Deuxièmement, les outils et approches vont encore évoluer ces prochaines années. Ces développements devront être valorisé dans la norme ISO, afin de s’assurer que le secteur privé bénéficie aussi des dernières connaissances de la recherche scientifique. Les tendances liées à l’état de la biodiversité ne devraient, elles, pas changer durablement.
Troisièmement, le secteur privé commence à développer les ressources financières et les connaissances pour mettre en œuvre des démarches biodiversité. Une norme ISO devrait donc s’adapter à cette montée en puissance qui s’opère actuellement au sein des entreprises.
Finalement, la diversité des systèmes politiques représentés au sein de l’ISO est sûrement un grand défi, car la conservation engage généralement fortement les autorités. Trouver le bon niveau d’interaction entre les entreprises et les planifications gouvernementales pourrait être un défi.
Quelle adaptation pour la Suisse ?
La pertinence de créer une norme SVN sur la biodiversité est peut-être à confirmer. Quoiqu’il en soit, il serait bon de garder à l’esprit certaines spécificités helvétiques.
La conservation de la biodiversité est majoritairement de la responsabilité des cantons. Ce sont aussi eux qui gèrent la majorité des moyens financiers à disposition. De ce fait, une norme SVN devrait prévoir un lien avec les politiques publiques cantonales et leurs plans d’actions.
Un environnement propice à l’innovation est une condition pour impliquer les entreprises.

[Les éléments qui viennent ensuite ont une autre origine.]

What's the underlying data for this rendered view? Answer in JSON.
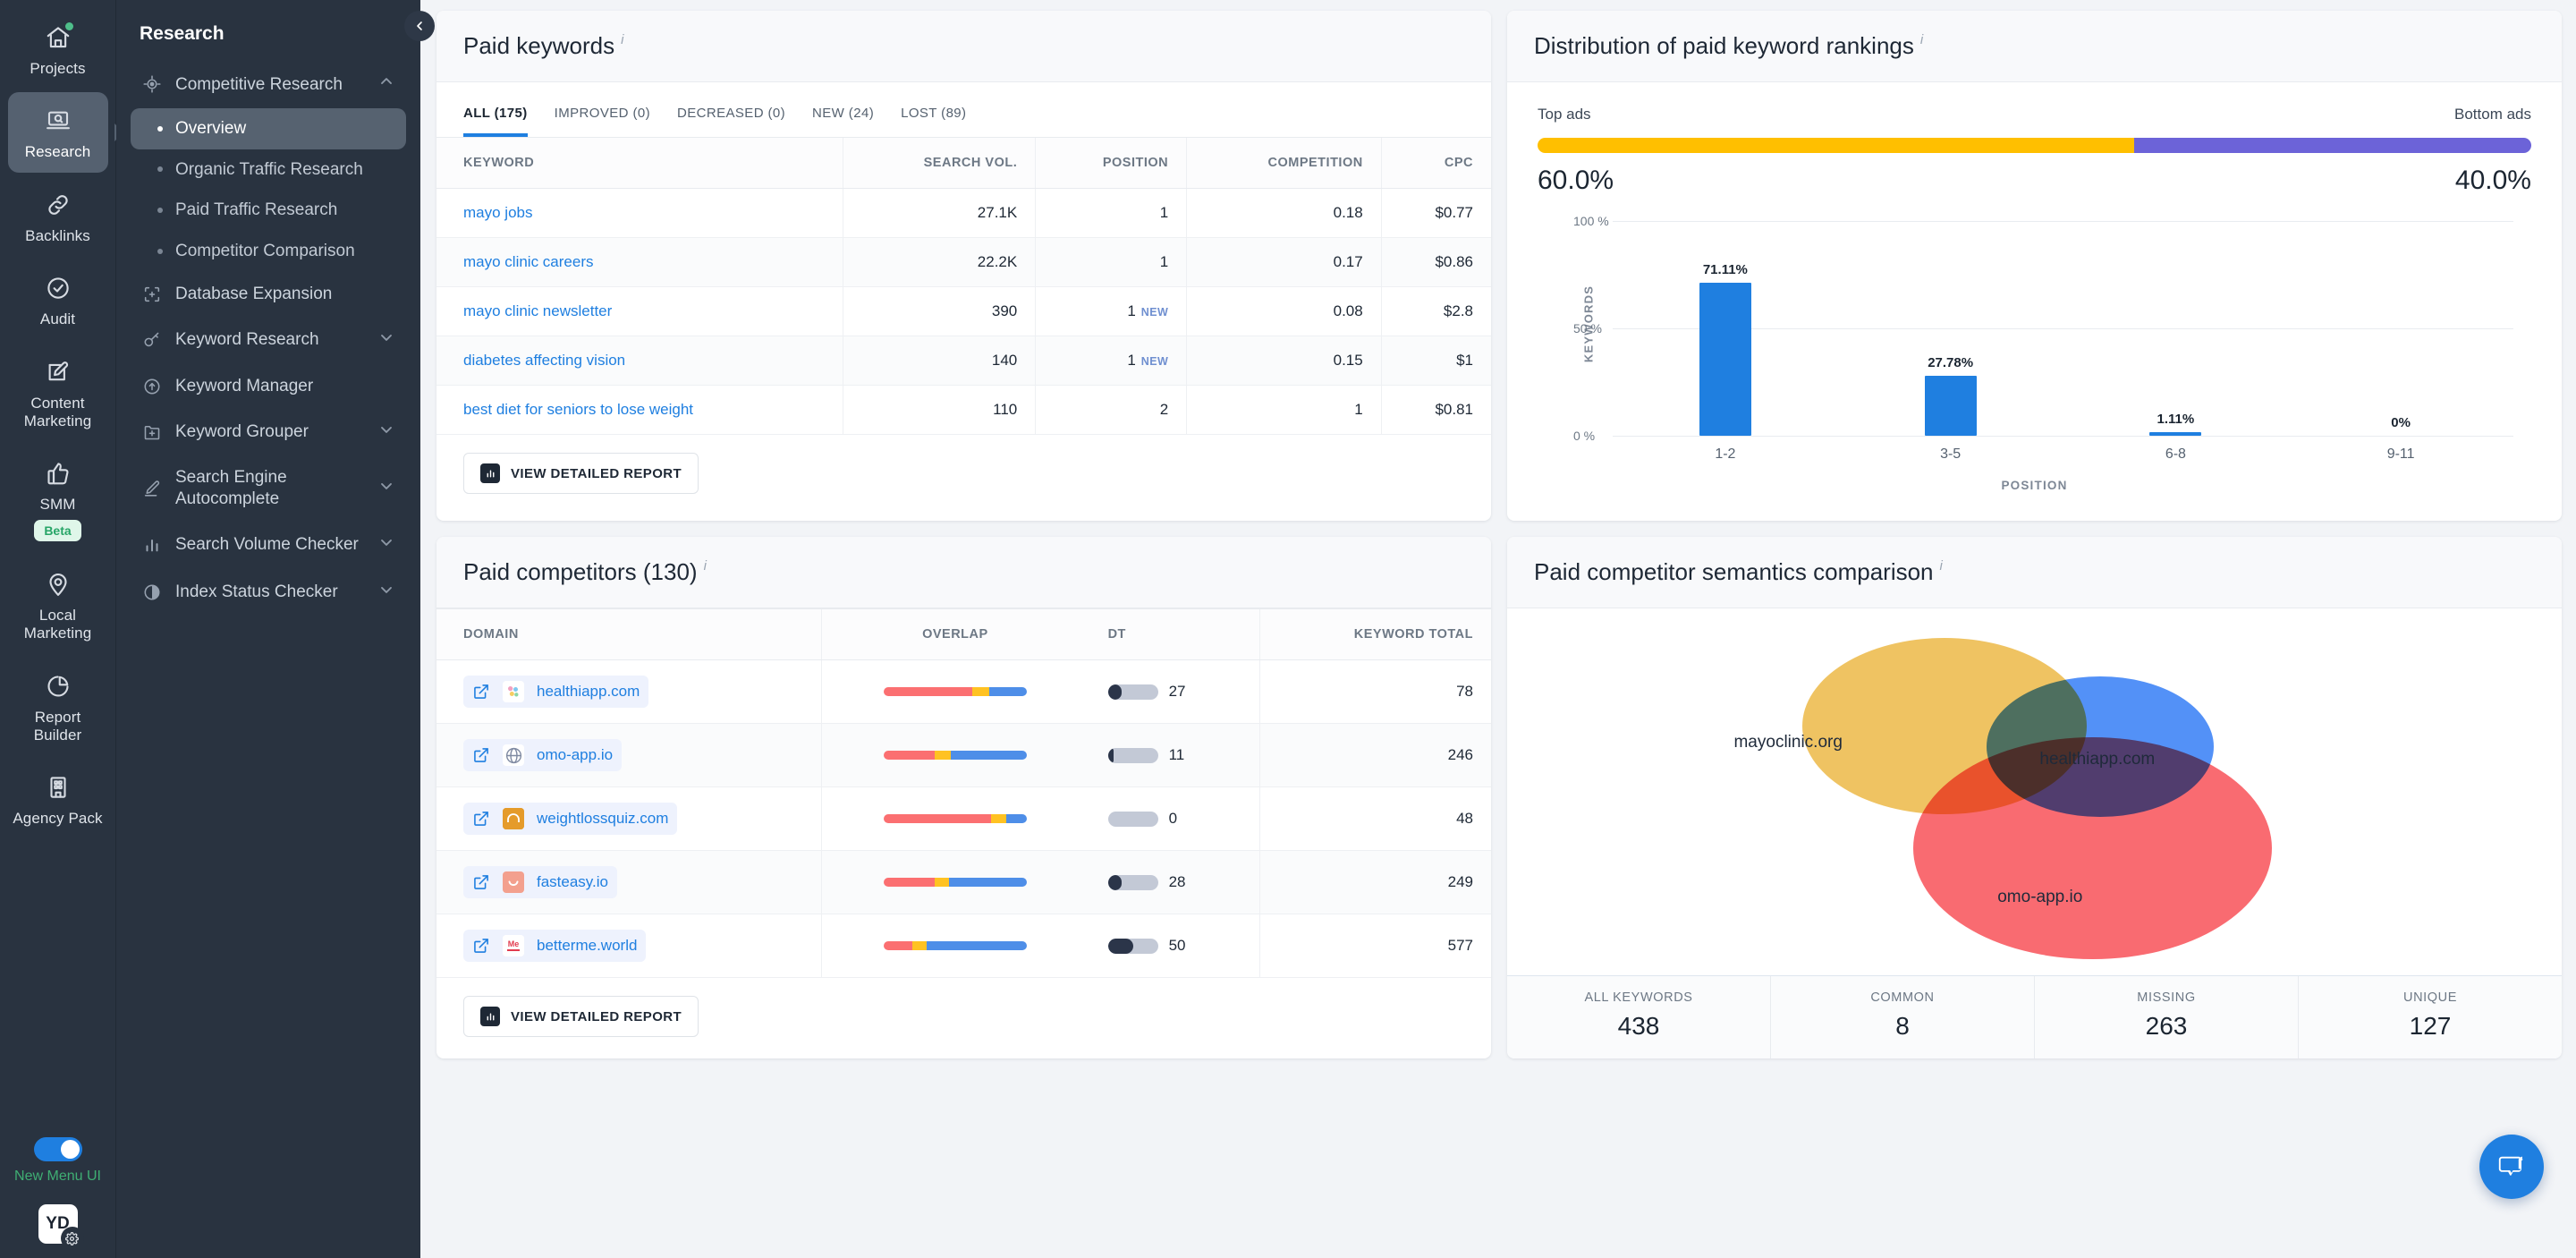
{
  "rail": {
    "items": [
      {
        "label": "Projects",
        "icon": "home-icon",
        "active": false,
        "badge_dot": true
      },
      {
        "label": "Research",
        "icon": "laptop-search-icon",
        "active": true,
        "badge_dot": false
      },
      {
        "label": "Backlinks",
        "icon": "link-icon",
        "active": false,
        "badge_dot": false
      },
      {
        "label": "Audit",
        "icon": "check-circle-icon",
        "active": false,
        "badge_dot": false
      },
      {
        "label": "Content Marketing",
        "icon": "edit-square-icon",
        "active": false,
        "badge_dot": false
      },
      {
        "label": "SMM",
        "icon": "thumbs-up-icon",
        "active": false,
        "badge_dot": false,
        "tag": "Beta"
      },
      {
        "label": "Local Marketing",
        "icon": "map-pin-icon",
        "active": false,
        "badge_dot": false
      },
      {
        "label": "Report Builder",
        "icon": "pie-chart-icon",
        "active": false,
        "badge_dot": false
      },
      {
        "label": "Agency Pack",
        "icon": "building-icon",
        "active": false,
        "badge_dot": false
      }
    ],
    "new_menu_label": "New Menu UI",
    "avatar_initials": "YD"
  },
  "nav": {
    "title": "Research",
    "groups": [
      {
        "label": "Competitive Research",
        "icon": "target-icon",
        "expanded": true,
        "chevron": "up",
        "children": [
          {
            "label": "Overview",
            "active": true
          },
          {
            "label": "Organic Traffic Research",
            "active": false
          },
          {
            "label": "Paid Traffic Research",
            "active": false
          },
          {
            "label": "Competitor Comparison",
            "active": false
          }
        ]
      },
      {
        "label": "Database Expansion",
        "icon": "expand-icon",
        "expanded": false,
        "chevron": "none",
        "children": []
      },
      {
        "label": "Keyword Research",
        "icon": "key-icon",
        "expanded": false,
        "chevron": "down",
        "children": []
      },
      {
        "label": "Keyword Manager",
        "icon": "arrow-up-circle-icon",
        "expanded": false,
        "chevron": "none",
        "children": []
      },
      {
        "label": "Keyword Grouper",
        "icon": "folder-plus-icon",
        "expanded": false,
        "chevron": "down",
        "children": []
      },
      {
        "label": "Search Engine Autocomplete",
        "icon": "pencil-icon",
        "expanded": false,
        "chevron": "down",
        "children": []
      },
      {
        "label": "Search Volume Checker",
        "icon": "bar-chart-icon",
        "expanded": false,
        "chevron": "down",
        "children": []
      },
      {
        "label": "Index Status Checker",
        "icon": "contrast-circle-icon",
        "expanded": false,
        "chevron": "down",
        "children": []
      }
    ]
  },
  "paid_keywords": {
    "title": "Paid keywords",
    "info_glyph": "i",
    "tabs": [
      {
        "label": "ALL (175)",
        "active": true
      },
      {
        "label": "IMPROVED (0)",
        "active": false
      },
      {
        "label": "DECREASED (0)",
        "active": false
      },
      {
        "label": "NEW (24)",
        "active": false
      },
      {
        "label": "LOST (89)",
        "active": false
      }
    ],
    "columns": [
      "KEYWORD",
      "SEARCH VOL.",
      "POSITION",
      "COMPETITION",
      "CPC"
    ],
    "rows": [
      {
        "keyword": "mayo jobs",
        "search_vol": "27.1K",
        "position": "1",
        "position_tag": "",
        "competition": "0.18",
        "cpc": "$0.77"
      },
      {
        "keyword": "mayo clinic careers",
        "search_vol": "22.2K",
        "position": "1",
        "position_tag": "",
        "competition": "0.17",
        "cpc": "$0.86"
      },
      {
        "keyword": "mayo clinic newsletter",
        "search_vol": "390",
        "position": "1",
        "position_tag": "NEW",
        "competition": "0.08",
        "cpc": "$2.8"
      },
      {
        "keyword": "diabetes affecting vision",
        "search_vol": "140",
        "position": "1",
        "position_tag": "NEW",
        "competition": "0.15",
        "cpc": "$1"
      },
      {
        "keyword": "best diet for seniors to lose weight",
        "search_vol": "110",
        "position": "2",
        "position_tag": "",
        "competition": "1",
        "cpc": "$0.81"
      }
    ],
    "report_button": "VIEW DETAILED REPORT"
  },
  "distribution": {
    "title": "Distribution of paid keyword rankings",
    "info_glyph": "i",
    "top_ads_label": "Top ads",
    "bottom_ads_label": "Bottom ads",
    "top_ads_pct": "60.0%",
    "bottom_ads_pct": "40.0%",
    "top_ads_color": "#FFBF00",
    "bottom_ads_color": "#6C63D8",
    "chart_data": {
      "type": "bar",
      "title": "Distribution of paid keyword rankings",
      "categories": [
        "1-2",
        "3-5",
        "6-8",
        "9-11"
      ],
      "values": [
        71.11,
        27.78,
        1.11,
        0
      ],
      "value_labels": [
        "71.11%",
        "27.78%",
        "1.11%",
        "0%"
      ],
      "xlabel": "POSITION",
      "ylabel": "KEYWORDS",
      "ylim": [
        0,
        100
      ],
      "ytick_labels": [
        "0 %",
        "50 %",
        "100 %"
      ],
      "ytick_values": [
        0,
        50,
        100
      ],
      "grid": true,
      "bar_color": "#1F7FE0",
      "legend": "none",
      "split": {
        "labels": [
          "Top ads",
          "Bottom ads"
        ],
        "values": [
          60.0,
          40.0
        ]
      }
    }
  },
  "paid_competitors": {
    "title": "Paid competitors (130)",
    "info_glyph": "i",
    "columns": [
      "DOMAIN",
      "OVERLAP",
      "DT",
      "KEYWORD TOTAL"
    ],
    "rows": [
      {
        "domain": "healthiapp.com",
        "overlap": [
          62,
          12,
          26
        ],
        "dt": 27,
        "dt_pct": 27,
        "keyword_total": "78",
        "favicon": "pinwheel-favicon",
        "favicon_bg": "#ffffff"
      },
      {
        "domain": "omo-app.io",
        "overlap": [
          36,
          11,
          53
        ],
        "dt": 11,
        "dt_pct": 11,
        "keyword_total": "246",
        "favicon": "globe-favicon",
        "favicon_bg": "#ffffff"
      },
      {
        "domain": "weightlossquiz.com",
        "overlap": [
          75,
          11,
          14
        ],
        "dt": 0,
        "dt_pct": 0,
        "keyword_total": "48",
        "favicon": "arch-favicon",
        "favicon_bg": "#E59B2A"
      },
      {
        "domain": "fasteasy.io",
        "overlap": [
          36,
          10,
          54
        ],
        "dt": 28,
        "dt_pct": 28,
        "keyword_total": "249",
        "favicon": "smile-favicon",
        "favicon_bg": "#F3A08E"
      },
      {
        "domain": "betterme.world",
        "overlap": [
          20,
          10,
          70
        ],
        "dt": 50,
        "dt_pct": 50,
        "keyword_total": "577",
        "favicon": "me-favicon",
        "favicon_bg": "#ffffff"
      }
    ],
    "overlap_colors": [
      "#FB6F71",
      "#FFC222",
      "#4E8EE8"
    ],
    "report_button": "VIEW DETAILED REPORT"
  },
  "semantics": {
    "title": "Paid competitor semantics comparison",
    "info_glyph": "i",
    "venn": [
      {
        "label": "mayoclinic.org",
        "color": "#EDBB4C"
      },
      {
        "label": "healthiapp.com",
        "color": "#3B82F6"
      },
      {
        "label": "omo-app.io",
        "color": "#F9565D"
      }
    ],
    "stats": [
      {
        "key": "ALL KEYWORDS",
        "value": "438"
      },
      {
        "key": "COMMON",
        "value": "8"
      },
      {
        "key": "MISSING",
        "value": "263"
      },
      {
        "key": "UNIQUE",
        "value": "127"
      }
    ]
  },
  "chat": {
    "icon": "chat-bubble-icon"
  }
}
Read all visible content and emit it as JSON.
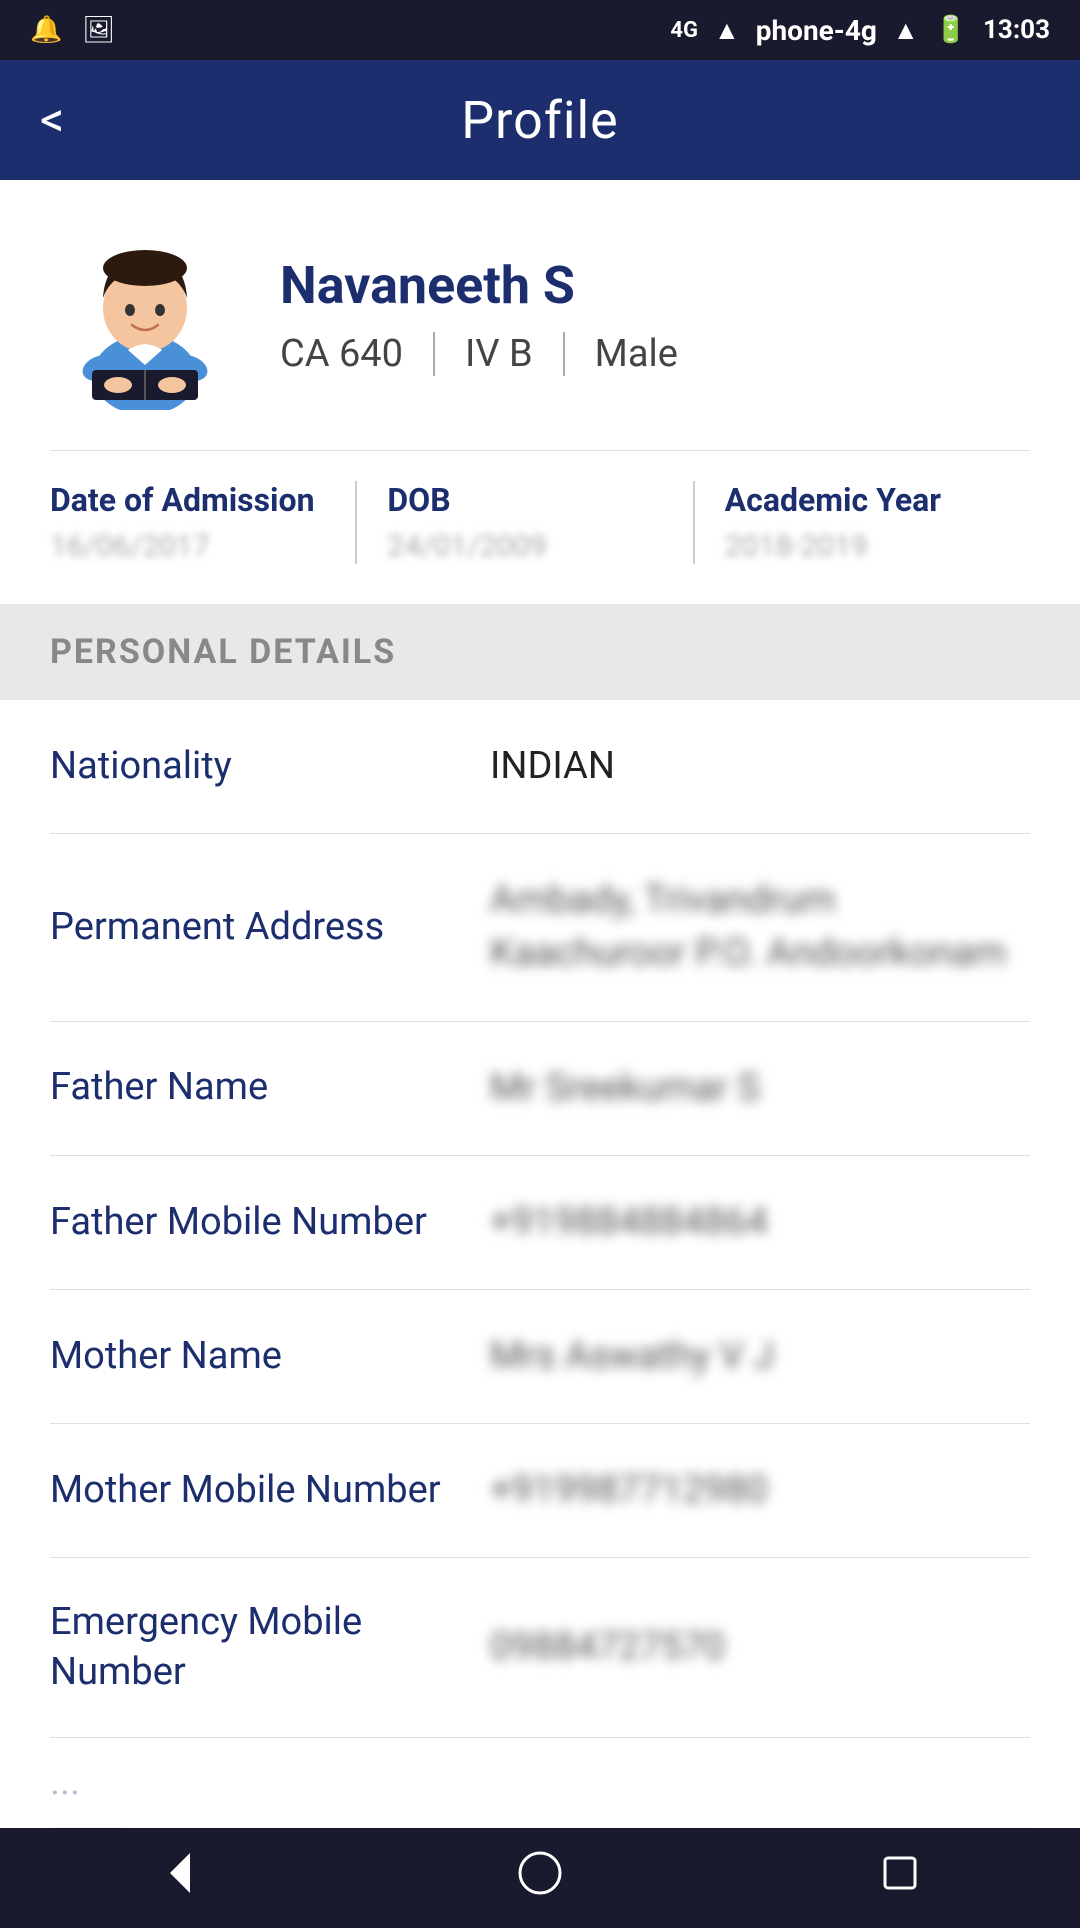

Au regard du commentaire ci-dessus, une norme suisse devrait combiner le temps long des administrations avec le temps court de l’économie.
La reconnaissance d’une potentielle norme par toutes les parties prenantes de la conservation (y.c. ONGs et milieux académiques) est essentielle. Son élaboration devrait donc intégrer cette nécessité, afin que les entreprises puissent ensuite s’appuyer sur cette légitimité.
Une norme suisse, une importante contribution à la conservation
Une telle norme en Suisse pourrait accélérer l’engagement du secteur privé et faire évoluer la conservation, en Suisse, vers une version 2.0. En effet, l’élaboration d’une telle norme nécessitera des solutions qui n’existent pas actuellement. Cet air frais s’accompagnera sûrement de nouvelles perspectives, financières et opérationnelles, pour la biodiversité suisse.